Low: Bump some log messages to notice #205

inouekazu · 2013-01-10T06:00:45Z

This request is a proposal patch.

Since the loglevel of some helpful log messages is info or debug, these are not outputted via syslog.
Therefore, bump up loglevel of these helpful log messeges to notice.

beekhof · 2013-01-10T09:39:05Z

I find it interesting that after being crucified for a decade for logging too much, the moment I turn things down people want it all back on again.

The current policy is that messages like those you want turned up are not appropriate for syslog (which is why they are at 'info' or lower). People that want this level of detail are encouraged to specify a logfile in either corosync or /etc/sysconfig/pacemaker

I will take another look, but most of these changes will probably get NACK'd.
Especially in the PE which intentionally only logs the changes that will result from the current transition.

inouekazu · 2013-01-21T09:11:25Z

I expound on necessity anew about each message.

In pacemaker-1.0, I'm monitoring the message of the following events during production run.
So I need to monitor these events (messages) in pacemaker-1.1 similarly. However, because a large quantity of messages are logged when PCMK_debugfile is used, I don't want to use it.

operation start of a resource
The "operation completion" message of a resource is notice. This is subject of surveillance.

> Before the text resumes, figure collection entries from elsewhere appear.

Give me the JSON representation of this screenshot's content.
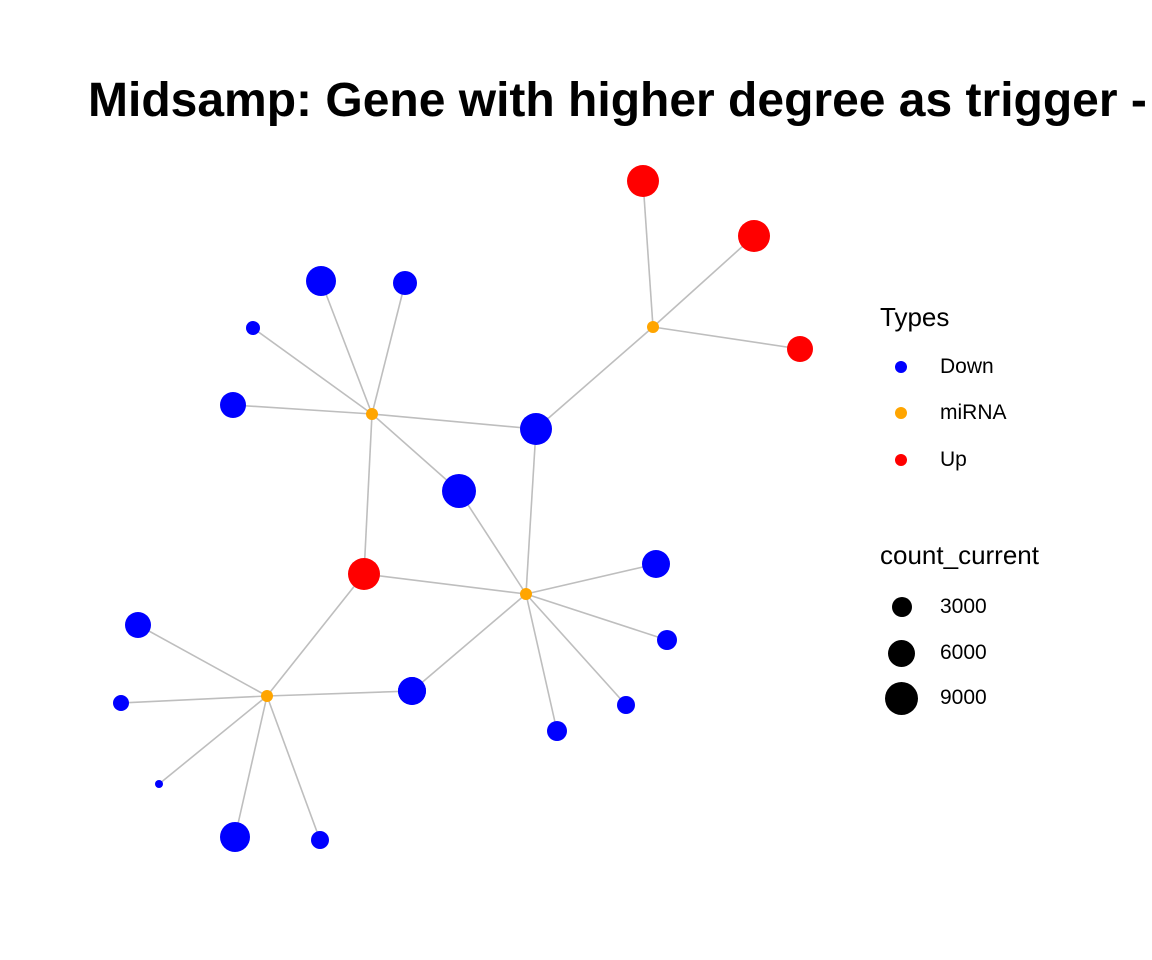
{
  "title": "Midsamp: Gene with higher degree as trigger -",
  "colors": {
    "edge": "#bebebe",
    "Down": "#0000ff",
    "miRNA": "#ffa500",
    "Up": "#ff0000"
  },
  "legend": {
    "types_title": "Types",
    "types": [
      {
        "label": "Down",
        "color": "#0000ff"
      },
      {
        "label": "miRNA",
        "color": "#ffa500"
      },
      {
        "label": "Up",
        "color": "#ff0000"
      }
    ],
    "size_title": "count_current",
    "sizes": [
      {
        "label": "3000"
      },
      {
        "label": "6000"
      },
      {
        "label": "9000"
      }
    ]
  },
  "network": {
    "nodes": [
      {
        "id": "m1",
        "type": "miRNA"
      },
      {
        "id": "m2",
        "type": "miRNA"
      },
      {
        "id": "m3",
        "type": "miRNA"
      },
      {
        "id": "m4",
        "type": "miRNA"
      },
      {
        "id": "u1",
        "type": "Up"
      },
      {
        "id": "u2",
        "type": "Up"
      },
      {
        "id": "u3",
        "type": "Up"
      },
      {
        "id": "u4",
        "type": "Up"
      },
      {
        "id": "d1",
        "type": "Down"
      },
      {
        "id": "d2",
        "type": "Down"
      },
      {
        "id": "d3",
        "type": "Down"
      },
      {
        "id": "d4",
        "type": "Down"
      },
      {
        "id": "d5",
        "type": "Down"
      },
      {
        "id": "d6",
        "type": "Down"
      },
      {
        "id": "d7",
        "type": "Down"
      },
      {
        "id": "d8",
        "type": "Down"
      },
      {
        "id": "d9",
        "type": "Down"
      },
      {
        "id": "d10",
        "type": "Down"
      },
      {
        "id": "d11",
        "type": "Down"
      },
      {
        "id": "d12",
        "type": "Down"
      },
      {
        "id": "d13",
        "type": "Down"
      },
      {
        "id": "d14",
        "type": "Down"
      },
      {
        "id": "d15",
        "type": "Down"
      },
      {
        "id": "d16",
        "type": "Down"
      },
      {
        "id": "d17",
        "type": "Down"
      }
    ],
    "edges": [
      [
        "m1",
        "u1"
      ],
      [
        "m1",
        "u2"
      ],
      [
        "m1",
        "u3"
      ],
      [
        "m1",
        "d8"
      ],
      [
        "m2",
        "d1"
      ],
      [
        "m2",
        "d2"
      ],
      [
        "m2",
        "d3"
      ],
      [
        "m2",
        "d4"
      ],
      [
        "m2",
        "d8"
      ],
      [
        "m2",
        "d5"
      ],
      [
        "m2",
        "u4"
      ],
      [
        "m3",
        "d5"
      ],
      [
        "m3",
        "d8"
      ],
      [
        "m3",
        "u4"
      ],
      [
        "m3",
        "d6"
      ],
      [
        "m3",
        "d7"
      ],
      [
        "m3",
        "d10"
      ],
      [
        "m3",
        "d11"
      ],
      [
        "m3",
        "d12"
      ],
      [
        "m4",
        "u4"
      ],
      [
        "m4",
        "d9"
      ],
      [
        "m4",
        "d13"
      ],
      [
        "m4",
        "d14"
      ],
      [
        "m4",
        "d15"
      ],
      [
        "m4",
        "d16"
      ],
      [
        "m4",
        "d17"
      ]
    ]
  }
}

crmd[10158]:   notice: process_lrm_event: LRM operation prmDummy_start_0 (call=8, rc=0, cib-update=55, confirmed=true) ok
crmd[10158]:   notice: process_lrm_event: LRM operation prmDummy_start_0 (call=19, rc=1, cib-update=61, confirmed=true) unknown error

However, there is no notice message of an operation start of a resource.
I need the notice message of an "operation start" including a resource name and operation, so I want to change this message into notice.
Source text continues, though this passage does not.